In cases where ``branch_spec_i`` is high, but ``branch_i`` is low, any lookup that might have been made that cycle is suppressed.
Note that if ``branch_i`` is high, ``branch_spec_i`` must also be high.

Because a single instruction can span two 32bit memory addresses, an extra signal (``err_plus2_o``) indicates when an error is caused by the second half of an unaligned uncompressed instruction.
This signal is only valid when ``valid_o`` and ``err_o`` are set, and will only be set for uncompressed instructions.
The core uses this signal to record the correct address in the ``mtval`` CSR upon an error.

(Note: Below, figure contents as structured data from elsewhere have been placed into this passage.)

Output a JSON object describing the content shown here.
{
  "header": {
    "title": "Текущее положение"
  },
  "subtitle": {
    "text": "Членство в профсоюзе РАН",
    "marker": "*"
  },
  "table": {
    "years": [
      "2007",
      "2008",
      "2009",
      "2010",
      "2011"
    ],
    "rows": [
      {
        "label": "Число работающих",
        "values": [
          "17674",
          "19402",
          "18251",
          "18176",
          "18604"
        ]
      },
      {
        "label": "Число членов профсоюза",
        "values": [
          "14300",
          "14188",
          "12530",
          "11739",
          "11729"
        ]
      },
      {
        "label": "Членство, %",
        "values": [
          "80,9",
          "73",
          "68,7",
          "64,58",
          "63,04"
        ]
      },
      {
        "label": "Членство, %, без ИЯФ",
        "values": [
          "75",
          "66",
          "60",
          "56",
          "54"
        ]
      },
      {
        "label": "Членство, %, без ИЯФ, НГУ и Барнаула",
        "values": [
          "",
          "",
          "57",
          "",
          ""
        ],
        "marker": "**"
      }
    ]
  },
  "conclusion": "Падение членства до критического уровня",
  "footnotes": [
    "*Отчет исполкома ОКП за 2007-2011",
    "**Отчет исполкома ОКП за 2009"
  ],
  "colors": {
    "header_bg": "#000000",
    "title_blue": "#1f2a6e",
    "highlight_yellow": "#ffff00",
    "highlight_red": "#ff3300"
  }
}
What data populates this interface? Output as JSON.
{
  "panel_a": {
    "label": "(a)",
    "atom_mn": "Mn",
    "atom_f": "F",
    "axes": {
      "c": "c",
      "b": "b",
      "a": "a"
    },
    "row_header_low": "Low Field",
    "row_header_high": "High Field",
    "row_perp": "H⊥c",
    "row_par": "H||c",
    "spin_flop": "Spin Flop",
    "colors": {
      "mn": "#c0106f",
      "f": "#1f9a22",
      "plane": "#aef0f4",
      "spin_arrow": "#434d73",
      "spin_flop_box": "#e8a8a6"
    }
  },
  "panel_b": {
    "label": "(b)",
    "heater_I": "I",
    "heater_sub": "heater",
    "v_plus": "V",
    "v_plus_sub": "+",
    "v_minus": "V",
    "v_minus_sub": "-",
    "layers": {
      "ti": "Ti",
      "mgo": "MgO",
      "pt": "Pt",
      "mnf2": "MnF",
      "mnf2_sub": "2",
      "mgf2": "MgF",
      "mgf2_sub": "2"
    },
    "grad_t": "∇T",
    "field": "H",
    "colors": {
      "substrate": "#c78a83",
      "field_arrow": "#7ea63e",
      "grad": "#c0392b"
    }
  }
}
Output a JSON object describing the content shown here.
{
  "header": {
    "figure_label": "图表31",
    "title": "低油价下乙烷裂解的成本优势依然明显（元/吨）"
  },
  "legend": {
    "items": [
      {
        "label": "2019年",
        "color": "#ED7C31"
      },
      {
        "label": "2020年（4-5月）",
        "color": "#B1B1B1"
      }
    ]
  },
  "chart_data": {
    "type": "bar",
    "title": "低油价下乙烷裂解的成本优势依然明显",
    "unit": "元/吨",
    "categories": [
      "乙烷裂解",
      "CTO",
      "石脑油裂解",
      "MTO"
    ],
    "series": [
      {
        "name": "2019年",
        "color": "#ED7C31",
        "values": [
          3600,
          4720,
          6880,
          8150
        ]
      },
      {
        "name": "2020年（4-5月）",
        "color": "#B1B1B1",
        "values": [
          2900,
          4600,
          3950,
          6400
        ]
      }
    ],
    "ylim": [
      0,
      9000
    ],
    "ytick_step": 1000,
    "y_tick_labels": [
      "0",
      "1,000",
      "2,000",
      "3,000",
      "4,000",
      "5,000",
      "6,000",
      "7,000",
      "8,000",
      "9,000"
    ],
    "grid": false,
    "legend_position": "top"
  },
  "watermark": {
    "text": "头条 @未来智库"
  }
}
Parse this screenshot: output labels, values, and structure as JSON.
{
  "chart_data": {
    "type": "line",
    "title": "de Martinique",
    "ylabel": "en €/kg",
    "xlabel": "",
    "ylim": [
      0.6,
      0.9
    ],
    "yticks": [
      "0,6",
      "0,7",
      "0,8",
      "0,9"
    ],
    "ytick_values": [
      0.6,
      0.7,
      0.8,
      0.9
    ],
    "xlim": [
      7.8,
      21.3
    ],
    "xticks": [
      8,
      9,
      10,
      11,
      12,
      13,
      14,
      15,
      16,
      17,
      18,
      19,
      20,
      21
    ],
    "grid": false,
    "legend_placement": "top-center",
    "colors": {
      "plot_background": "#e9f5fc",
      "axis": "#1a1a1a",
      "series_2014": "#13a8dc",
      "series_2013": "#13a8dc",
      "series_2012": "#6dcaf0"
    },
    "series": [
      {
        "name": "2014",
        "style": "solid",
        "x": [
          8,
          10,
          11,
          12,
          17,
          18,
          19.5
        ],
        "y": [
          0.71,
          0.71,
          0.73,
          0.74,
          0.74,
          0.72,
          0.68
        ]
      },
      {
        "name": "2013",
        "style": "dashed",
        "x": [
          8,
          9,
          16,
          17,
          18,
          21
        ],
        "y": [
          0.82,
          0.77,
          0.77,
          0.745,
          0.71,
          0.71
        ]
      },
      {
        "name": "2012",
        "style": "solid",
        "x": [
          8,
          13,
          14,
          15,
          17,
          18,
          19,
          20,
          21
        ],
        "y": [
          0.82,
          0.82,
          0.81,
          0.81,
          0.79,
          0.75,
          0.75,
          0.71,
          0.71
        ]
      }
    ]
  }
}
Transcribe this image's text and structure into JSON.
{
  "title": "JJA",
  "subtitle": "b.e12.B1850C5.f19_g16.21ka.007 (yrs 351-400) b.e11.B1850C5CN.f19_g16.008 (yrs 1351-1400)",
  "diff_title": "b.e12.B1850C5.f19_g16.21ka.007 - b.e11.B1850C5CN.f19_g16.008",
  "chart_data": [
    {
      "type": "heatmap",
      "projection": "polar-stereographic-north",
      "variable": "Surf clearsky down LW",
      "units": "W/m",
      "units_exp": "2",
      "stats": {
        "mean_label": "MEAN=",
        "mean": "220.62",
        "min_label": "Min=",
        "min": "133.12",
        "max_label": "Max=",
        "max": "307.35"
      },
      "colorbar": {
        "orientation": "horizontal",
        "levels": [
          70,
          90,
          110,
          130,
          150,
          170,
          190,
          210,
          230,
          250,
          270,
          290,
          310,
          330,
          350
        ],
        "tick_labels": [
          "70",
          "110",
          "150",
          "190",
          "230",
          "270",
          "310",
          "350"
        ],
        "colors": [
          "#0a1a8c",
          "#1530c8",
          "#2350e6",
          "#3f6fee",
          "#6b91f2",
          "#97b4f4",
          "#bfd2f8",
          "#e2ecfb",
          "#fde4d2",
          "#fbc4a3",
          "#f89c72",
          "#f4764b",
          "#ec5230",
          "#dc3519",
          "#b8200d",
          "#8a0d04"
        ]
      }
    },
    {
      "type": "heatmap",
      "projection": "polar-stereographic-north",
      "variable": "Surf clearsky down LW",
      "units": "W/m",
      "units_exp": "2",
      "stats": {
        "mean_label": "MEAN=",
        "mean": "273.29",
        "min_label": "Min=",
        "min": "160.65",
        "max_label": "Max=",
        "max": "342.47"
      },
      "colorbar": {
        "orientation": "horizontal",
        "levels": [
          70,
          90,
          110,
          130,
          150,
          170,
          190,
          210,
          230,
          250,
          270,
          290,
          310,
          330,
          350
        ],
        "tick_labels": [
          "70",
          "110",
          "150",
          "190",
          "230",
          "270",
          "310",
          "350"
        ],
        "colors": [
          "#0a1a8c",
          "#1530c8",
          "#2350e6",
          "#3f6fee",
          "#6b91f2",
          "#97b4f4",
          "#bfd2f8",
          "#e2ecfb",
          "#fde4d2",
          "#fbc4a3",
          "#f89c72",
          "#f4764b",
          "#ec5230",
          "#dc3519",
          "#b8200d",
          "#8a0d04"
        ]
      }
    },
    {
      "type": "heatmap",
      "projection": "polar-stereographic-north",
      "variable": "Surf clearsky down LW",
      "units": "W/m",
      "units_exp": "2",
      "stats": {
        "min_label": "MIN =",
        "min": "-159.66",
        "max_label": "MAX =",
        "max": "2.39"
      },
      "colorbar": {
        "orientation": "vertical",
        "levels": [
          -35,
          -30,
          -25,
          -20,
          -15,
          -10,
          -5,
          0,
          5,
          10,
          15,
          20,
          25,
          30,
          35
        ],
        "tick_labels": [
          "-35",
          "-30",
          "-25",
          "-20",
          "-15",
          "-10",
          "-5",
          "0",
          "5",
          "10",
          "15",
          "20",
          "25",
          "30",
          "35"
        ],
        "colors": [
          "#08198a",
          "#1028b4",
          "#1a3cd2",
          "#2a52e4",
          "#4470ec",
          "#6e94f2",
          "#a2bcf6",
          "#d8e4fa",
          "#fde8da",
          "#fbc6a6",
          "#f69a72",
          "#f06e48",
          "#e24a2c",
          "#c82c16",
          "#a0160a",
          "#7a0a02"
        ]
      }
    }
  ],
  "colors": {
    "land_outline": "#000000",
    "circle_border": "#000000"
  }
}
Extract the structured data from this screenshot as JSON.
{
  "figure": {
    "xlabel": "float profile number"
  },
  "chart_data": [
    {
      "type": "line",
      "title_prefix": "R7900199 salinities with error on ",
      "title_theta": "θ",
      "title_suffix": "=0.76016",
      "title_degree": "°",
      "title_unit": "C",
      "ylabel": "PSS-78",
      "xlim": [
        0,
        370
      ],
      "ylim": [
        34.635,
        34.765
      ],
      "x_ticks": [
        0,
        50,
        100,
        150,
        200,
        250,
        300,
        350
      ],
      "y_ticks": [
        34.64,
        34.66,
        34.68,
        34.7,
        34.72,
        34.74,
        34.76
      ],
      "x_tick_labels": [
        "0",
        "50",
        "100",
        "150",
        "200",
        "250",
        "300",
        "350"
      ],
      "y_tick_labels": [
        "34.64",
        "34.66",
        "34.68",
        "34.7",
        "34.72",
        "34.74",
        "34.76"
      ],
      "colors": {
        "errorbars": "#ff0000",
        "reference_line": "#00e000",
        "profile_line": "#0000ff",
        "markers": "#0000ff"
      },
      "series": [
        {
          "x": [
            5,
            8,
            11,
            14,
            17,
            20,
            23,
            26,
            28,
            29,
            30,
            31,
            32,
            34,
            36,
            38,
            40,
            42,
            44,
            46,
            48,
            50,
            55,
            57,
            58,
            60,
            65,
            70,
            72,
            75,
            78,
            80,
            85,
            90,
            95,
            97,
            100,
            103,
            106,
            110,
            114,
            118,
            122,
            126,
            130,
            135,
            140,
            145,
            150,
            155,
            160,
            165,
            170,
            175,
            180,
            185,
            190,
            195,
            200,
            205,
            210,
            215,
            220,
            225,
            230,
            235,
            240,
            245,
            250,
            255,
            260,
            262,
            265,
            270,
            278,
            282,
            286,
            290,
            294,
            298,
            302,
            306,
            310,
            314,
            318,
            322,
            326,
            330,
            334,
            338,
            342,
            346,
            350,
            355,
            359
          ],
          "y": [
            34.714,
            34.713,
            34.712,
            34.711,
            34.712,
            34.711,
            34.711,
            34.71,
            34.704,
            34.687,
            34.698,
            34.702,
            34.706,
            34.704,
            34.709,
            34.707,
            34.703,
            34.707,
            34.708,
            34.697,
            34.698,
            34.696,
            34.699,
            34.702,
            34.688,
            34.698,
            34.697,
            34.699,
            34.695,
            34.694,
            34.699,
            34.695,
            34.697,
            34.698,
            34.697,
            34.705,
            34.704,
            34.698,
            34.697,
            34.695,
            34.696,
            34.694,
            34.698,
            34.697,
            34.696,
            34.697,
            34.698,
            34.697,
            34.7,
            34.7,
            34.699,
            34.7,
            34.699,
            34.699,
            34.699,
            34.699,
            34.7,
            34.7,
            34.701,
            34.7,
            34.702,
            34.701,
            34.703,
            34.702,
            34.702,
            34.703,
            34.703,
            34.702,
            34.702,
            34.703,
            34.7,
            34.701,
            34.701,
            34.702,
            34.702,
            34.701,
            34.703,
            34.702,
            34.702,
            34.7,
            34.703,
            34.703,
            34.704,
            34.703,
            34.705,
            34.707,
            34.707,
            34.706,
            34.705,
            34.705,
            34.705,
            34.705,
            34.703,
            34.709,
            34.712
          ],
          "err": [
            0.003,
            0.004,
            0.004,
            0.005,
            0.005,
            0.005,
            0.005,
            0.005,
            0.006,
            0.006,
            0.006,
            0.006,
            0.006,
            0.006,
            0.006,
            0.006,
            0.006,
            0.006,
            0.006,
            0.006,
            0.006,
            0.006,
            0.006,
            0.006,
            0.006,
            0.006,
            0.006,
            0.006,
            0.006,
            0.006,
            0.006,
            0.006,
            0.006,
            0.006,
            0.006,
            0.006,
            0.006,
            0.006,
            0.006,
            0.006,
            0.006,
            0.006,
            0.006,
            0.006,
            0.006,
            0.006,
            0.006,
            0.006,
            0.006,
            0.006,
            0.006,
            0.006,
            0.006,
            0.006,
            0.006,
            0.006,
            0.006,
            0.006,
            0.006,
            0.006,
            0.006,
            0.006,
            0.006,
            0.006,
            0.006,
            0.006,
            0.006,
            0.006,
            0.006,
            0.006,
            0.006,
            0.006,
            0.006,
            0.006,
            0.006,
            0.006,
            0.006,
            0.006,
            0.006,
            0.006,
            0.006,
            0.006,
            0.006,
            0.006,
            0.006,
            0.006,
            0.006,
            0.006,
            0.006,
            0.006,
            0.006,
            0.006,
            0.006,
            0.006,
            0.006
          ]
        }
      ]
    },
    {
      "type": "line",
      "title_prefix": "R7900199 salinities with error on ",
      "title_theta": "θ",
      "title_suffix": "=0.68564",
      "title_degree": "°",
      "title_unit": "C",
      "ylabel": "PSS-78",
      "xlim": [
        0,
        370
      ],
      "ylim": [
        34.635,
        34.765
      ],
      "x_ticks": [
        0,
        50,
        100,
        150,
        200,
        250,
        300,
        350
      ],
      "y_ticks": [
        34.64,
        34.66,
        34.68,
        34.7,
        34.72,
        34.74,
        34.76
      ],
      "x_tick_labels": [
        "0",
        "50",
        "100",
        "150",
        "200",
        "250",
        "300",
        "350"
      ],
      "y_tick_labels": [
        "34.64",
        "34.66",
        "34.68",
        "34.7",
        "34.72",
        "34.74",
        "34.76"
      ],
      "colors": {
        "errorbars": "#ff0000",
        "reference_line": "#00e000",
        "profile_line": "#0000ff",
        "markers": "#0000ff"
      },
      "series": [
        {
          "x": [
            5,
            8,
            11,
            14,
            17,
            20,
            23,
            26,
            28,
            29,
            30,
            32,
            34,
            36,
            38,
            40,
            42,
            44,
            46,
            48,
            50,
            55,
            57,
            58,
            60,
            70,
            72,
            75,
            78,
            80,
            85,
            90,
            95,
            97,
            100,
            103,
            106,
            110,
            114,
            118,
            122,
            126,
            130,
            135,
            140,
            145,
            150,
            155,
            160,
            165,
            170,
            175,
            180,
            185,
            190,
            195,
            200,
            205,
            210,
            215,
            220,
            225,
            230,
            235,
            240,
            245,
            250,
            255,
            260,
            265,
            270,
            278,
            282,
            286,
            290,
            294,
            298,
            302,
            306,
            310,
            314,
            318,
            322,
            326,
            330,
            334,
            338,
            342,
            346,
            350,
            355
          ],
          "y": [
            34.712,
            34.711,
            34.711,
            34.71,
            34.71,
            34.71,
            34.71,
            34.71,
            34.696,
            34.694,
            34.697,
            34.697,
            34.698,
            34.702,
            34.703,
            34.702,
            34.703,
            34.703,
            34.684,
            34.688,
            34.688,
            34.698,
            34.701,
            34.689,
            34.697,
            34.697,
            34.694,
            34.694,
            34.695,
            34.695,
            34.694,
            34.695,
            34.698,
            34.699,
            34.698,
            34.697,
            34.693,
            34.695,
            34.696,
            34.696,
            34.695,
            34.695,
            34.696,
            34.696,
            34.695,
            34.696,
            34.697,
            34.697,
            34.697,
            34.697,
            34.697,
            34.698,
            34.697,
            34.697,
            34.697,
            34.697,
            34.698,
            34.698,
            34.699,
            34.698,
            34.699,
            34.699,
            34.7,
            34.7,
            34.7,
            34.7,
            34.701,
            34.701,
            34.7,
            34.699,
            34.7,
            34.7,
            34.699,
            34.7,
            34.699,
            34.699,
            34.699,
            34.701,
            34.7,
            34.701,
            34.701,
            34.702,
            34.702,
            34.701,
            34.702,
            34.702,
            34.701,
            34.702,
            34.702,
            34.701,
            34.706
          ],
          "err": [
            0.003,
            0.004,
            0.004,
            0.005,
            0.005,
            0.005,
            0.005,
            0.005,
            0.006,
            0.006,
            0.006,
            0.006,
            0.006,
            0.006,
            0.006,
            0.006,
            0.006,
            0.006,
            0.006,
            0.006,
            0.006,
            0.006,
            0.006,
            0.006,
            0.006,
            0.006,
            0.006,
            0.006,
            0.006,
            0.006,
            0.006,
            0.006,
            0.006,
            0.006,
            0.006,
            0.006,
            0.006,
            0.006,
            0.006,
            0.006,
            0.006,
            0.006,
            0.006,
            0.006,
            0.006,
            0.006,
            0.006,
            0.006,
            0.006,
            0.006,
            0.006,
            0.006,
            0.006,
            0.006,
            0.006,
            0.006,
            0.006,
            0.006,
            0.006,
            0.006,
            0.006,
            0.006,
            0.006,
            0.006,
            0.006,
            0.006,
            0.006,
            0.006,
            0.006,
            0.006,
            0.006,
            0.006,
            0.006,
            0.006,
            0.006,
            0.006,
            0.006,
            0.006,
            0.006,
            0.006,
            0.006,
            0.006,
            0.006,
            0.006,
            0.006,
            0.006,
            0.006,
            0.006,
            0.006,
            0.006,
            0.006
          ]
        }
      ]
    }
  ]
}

Since the address counter is not initialised on reset, the behaviour of the I$ is unspecified unless ``branch_i`` is asserted on or before the first cycle that ``req_i`` is asserted after reset.
If that is not true, there's nothing to stop the cache fetching from random addresses.

The ``icache_enable_i`` signal controls whether the cache copies fetched data from the prefetch buffer to the main cache memory.
If the signal is false, fetched data will be discarded on a branch or after enough instructions have been consumed by the core.
On reset, or whenever ``icache_inval_i`` goes high, the cache will invalidate its stored data.
While doing this, the cache behaves as if ``icache_enable_i`` is false and will not store any fetched data.

.. note::
   The rules for ``icache_enable_i`` and ``icache_inval_i`` mean that, in order to be completely sure of executing newly fetched code, the core should raise the ``icache_inval_i`` line for at least a cycle and then should branch. The Ibex core does this in response to a ``FENCE.I`` instruction, branching explicitly to the next PC.

The ``busy_o`` signal is guaranteed to be high while the cache is invalidating its internal memories or whenever it has a pending fetch on the instruction bus.
When the ``busy_o`` signal is low, it is safe to clock gate the cache.

The cache doesn't have circuitry to avoid inconsistent multi-way hits.
As such, the core must never fetch from an address with the cache enabled after modifying the data at that address, without first starting a cache invalidation.

.. note::
   This is a constraint on *software*, not just on the core.